External tables do not support adding constraints or creating indexes.
In general, accessing external tables is slower than accessing regular tables.
HDFS external tables
Read data from HDFS external tables
The Hadoop Distributed File System (HDFS) is a core component of the Hadoop ecosystem, designed to store and process large-scale datasets. To allow direct access to data in HDFS, OceanBase Database now supports reading external tables from HDFS.
For more information about creating an HDFS external table (where files are stored in HDFS), see CREATE EXTERNAL TABLE.
Since the HDFS SDK is developed in Java while OceanBase Database is built using C++, a bridge between the two is required, which is achieved through the Java Native Interface (JNI) framework. Similarly, the Java SDK for ODPS also requires a Java environment to run. To use the HDFS external table feature, you need to configure a Java environment and control it using specific parameters to create tables that can access HDFS files. The relevant parameters are as follows:
For more information about configuring the Java environment, see Deploy the Java SDK environment for OceanBase Database.
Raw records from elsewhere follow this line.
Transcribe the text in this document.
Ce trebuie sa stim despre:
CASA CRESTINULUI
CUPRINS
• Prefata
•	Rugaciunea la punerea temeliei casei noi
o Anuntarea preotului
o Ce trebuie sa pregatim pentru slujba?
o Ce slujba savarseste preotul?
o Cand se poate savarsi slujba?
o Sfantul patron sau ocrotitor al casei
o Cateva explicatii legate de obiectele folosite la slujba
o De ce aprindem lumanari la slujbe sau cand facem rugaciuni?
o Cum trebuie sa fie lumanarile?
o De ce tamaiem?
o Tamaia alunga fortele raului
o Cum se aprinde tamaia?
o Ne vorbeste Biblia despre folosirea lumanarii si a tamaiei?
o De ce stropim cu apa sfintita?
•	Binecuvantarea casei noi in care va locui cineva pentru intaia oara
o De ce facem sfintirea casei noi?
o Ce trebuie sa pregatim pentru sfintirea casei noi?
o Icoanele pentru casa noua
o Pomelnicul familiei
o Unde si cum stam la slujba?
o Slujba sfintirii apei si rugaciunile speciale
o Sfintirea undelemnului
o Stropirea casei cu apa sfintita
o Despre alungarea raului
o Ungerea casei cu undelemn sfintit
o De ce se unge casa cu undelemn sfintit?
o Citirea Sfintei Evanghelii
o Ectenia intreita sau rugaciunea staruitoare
Write data to HDFS external tables
OceanBase Database supports the feature of writing data to HDFS external tables in V4.4.0. For more information about this feature, see SELECT INTO.
ODPS external tables
MaxCompute (ODPS) provides two open APIs: Storage API and Tunnel API.
- Storage API: A data service interface that offers efficient, low-latency, and secure data reading.
- Tunnel API: A data upload and download interface, mainly used for batch operations on table data (such as full table import and export).
By adapting the ODPS APIs, OceanBase Database can access tables in ODPS through external tables. When you create an external table for ODPS, OceanBase Database provides parameter configuration options for both the Storage API and Tunnel API. For more information, see CREATE EXTERNAL TABLE. The table below outlines the differences between the Storage API and Tunnel API.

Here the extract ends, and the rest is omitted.